Raise your hand if you’ve taken an online drinking assessment.
Raise your other hand if you took the same assessment more than once, trying different variations of answers in order to get a better result. (Jazz hands if you switched to a different country’s website to see if they had looser guidelines.)
Nod your head if you then took those results and tried to work them backwards, in order to figure out how much you should cut back in order to drop into a lower risk category.
Rub your belly and pat your head if you then tried to moderate to those levels, failed, took the test again, and got an even higher score.
Yah, me too. You are not alone.
The one phrase that really stuck in my mind was, “No more than 10 drinks per week, no more than 2 drinks most days, and no more than 3 drinks on any single occasion.” (Canada’s Low Risk Drinking Guidelines) The gears in my head began to whir as I read those numbers, trying to comprehend what living within those guidelines might entail. My mental computations resulted in one-word: IMPOSSIBLE.
Impossible is exactly what moderating proved to be for me – I was well past the point of drinking within the guidelines. Living alcohol-free has not always been easy but it is certainly simpler than that hellish cycle of calculations, bargains, failure and regret.
What’s worse, the guidelines are based on a 5 oz serving of wine, something I considered to be a half-glass. I expect my average was an 8 oz pour, meaning what I called 3 drinks was closer to 5.

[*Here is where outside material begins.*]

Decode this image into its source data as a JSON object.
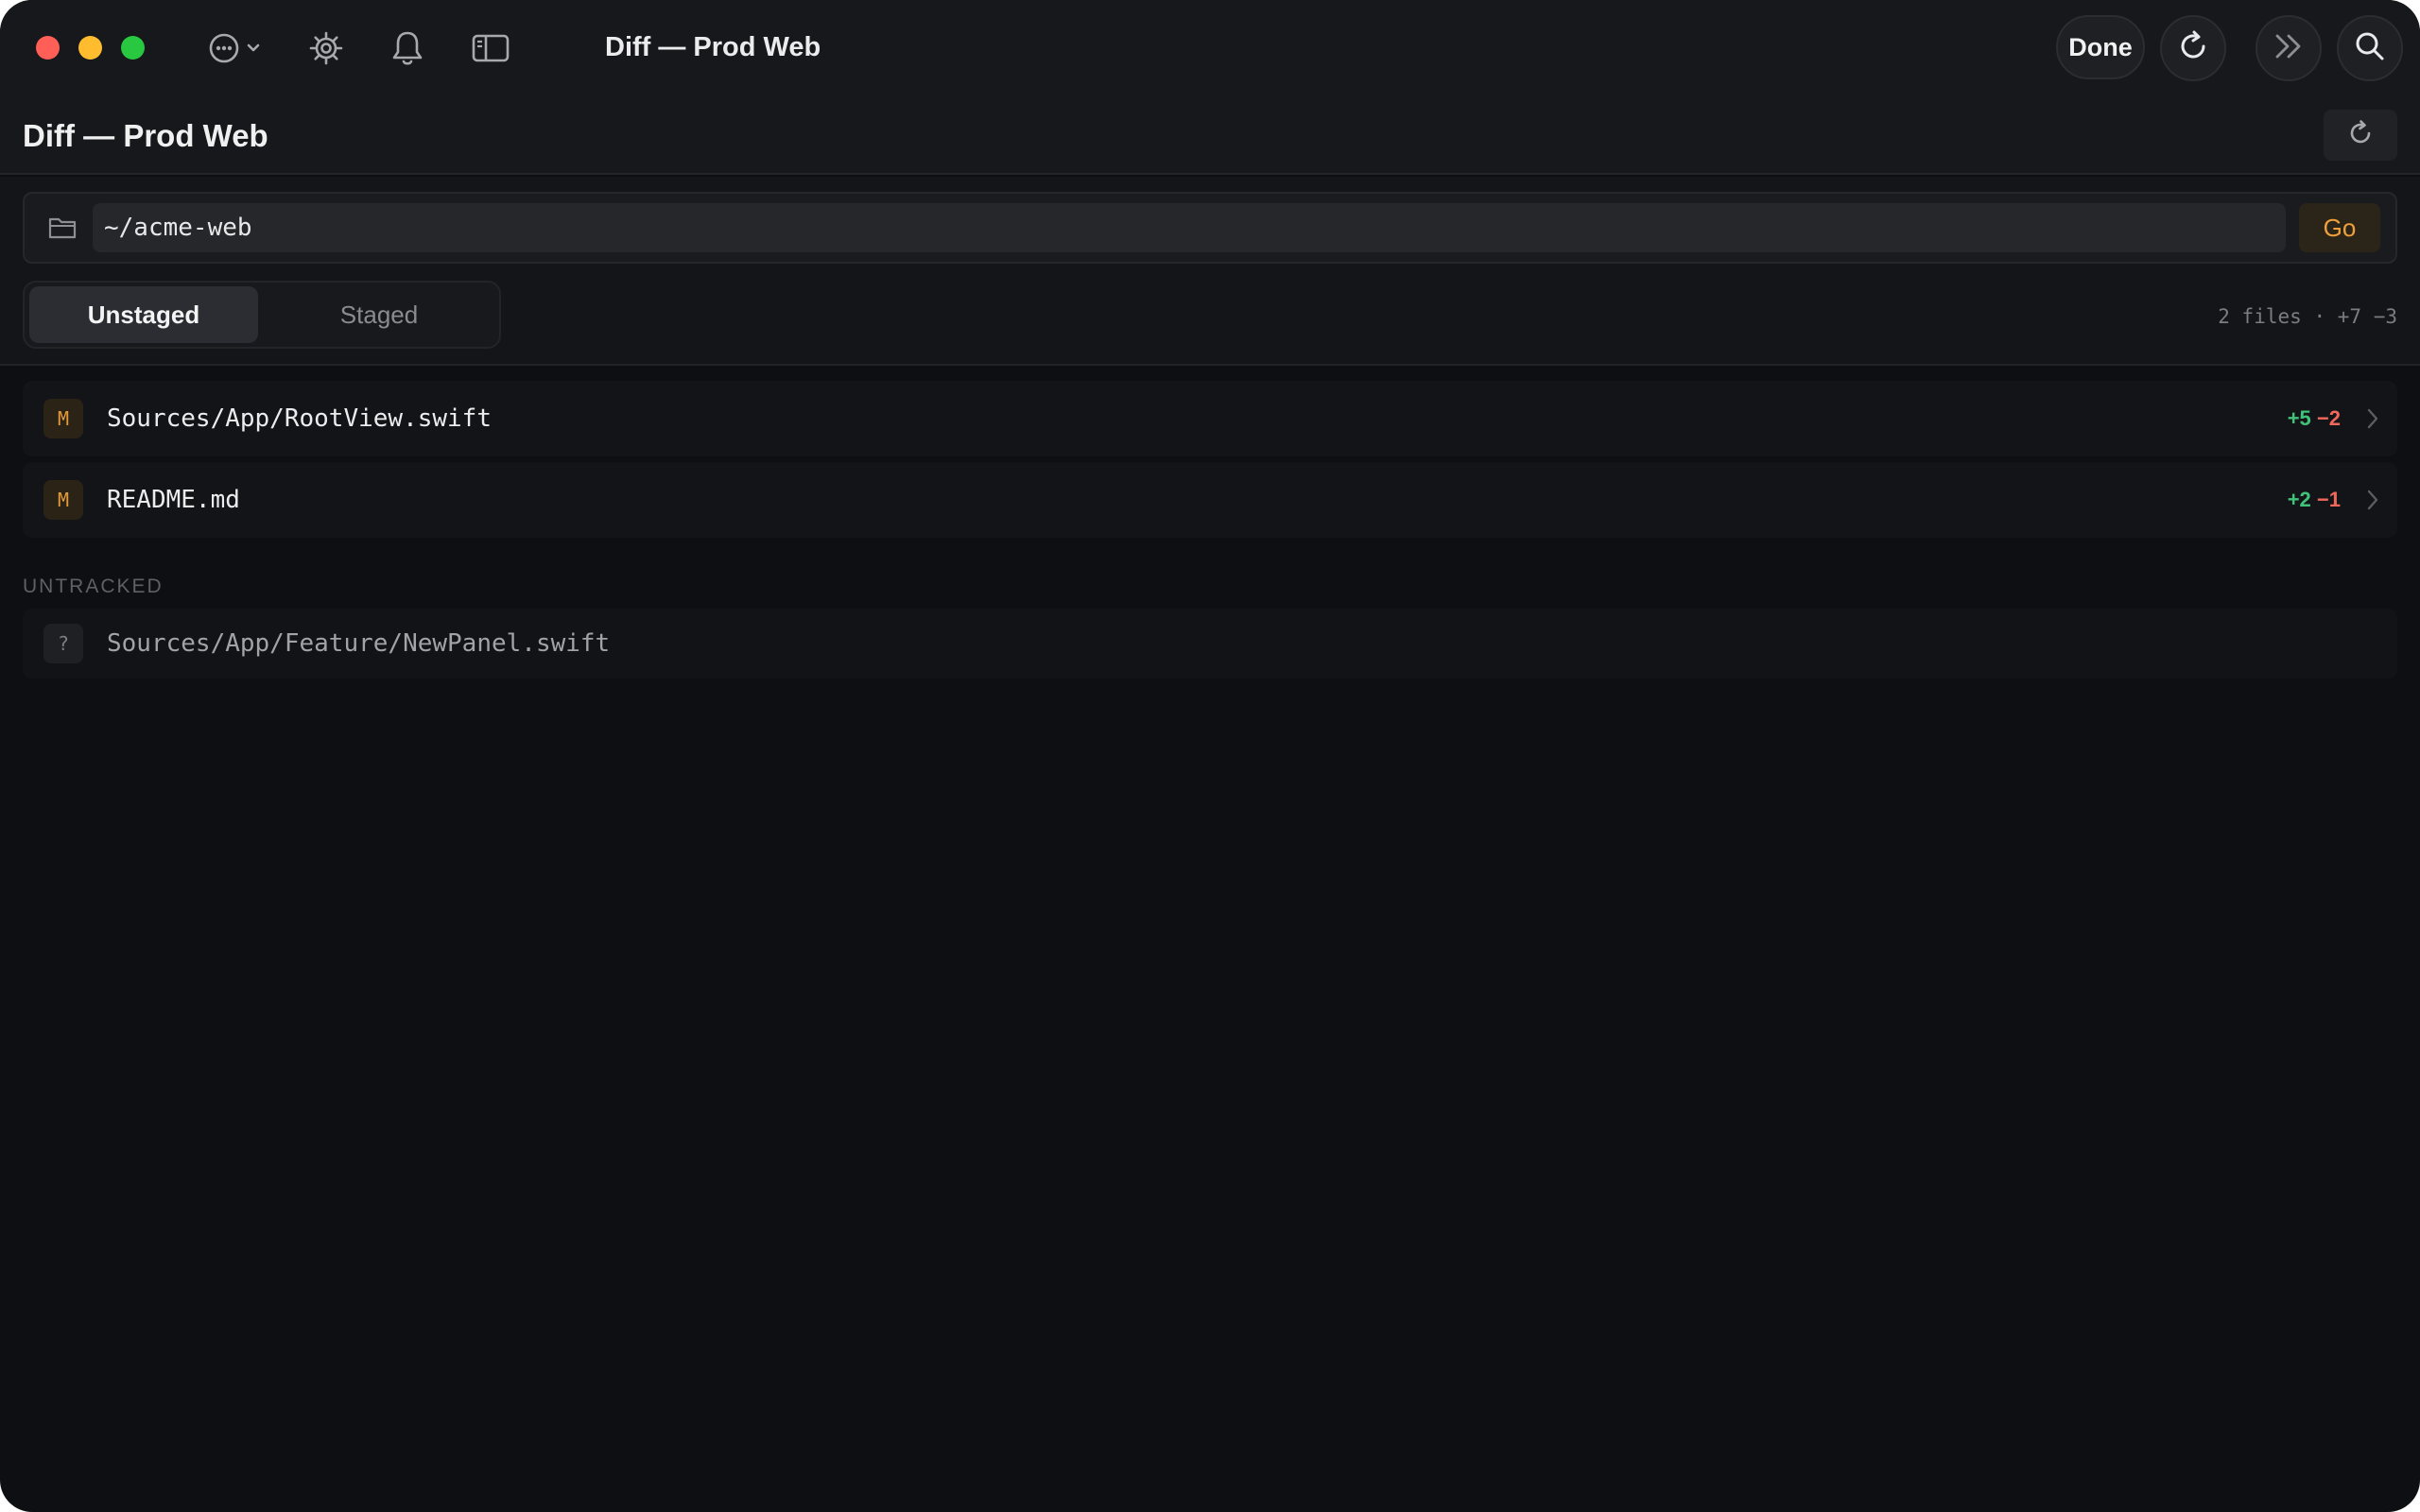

When I take that assessment now with complete honesty, my end habits were in the “Severe Risk” category – and no one even knew I had a problem!
I am grateful for these guidelines and assessments because they were an important wake-up call for me. There is a lot of rhetoric and nonsense out there that implies no one can tell if someone else needs to quit drinking. I feel that’s a misinterpretation of that fact that the will to change must come from within. But the numbers don’t lie and high-risk drinking is self-evident based on patterns and numbers alone.
So if you’re struggling with alcohol, pay attention to those assessments and guidelines. Share them. Talk about them.
Remember that many of us seemed to be functioning just fine but still fell into the “High Risk” and “Severe Risk” zones. Forget the stereotype of what we all think addiction looks like and trust the evidence.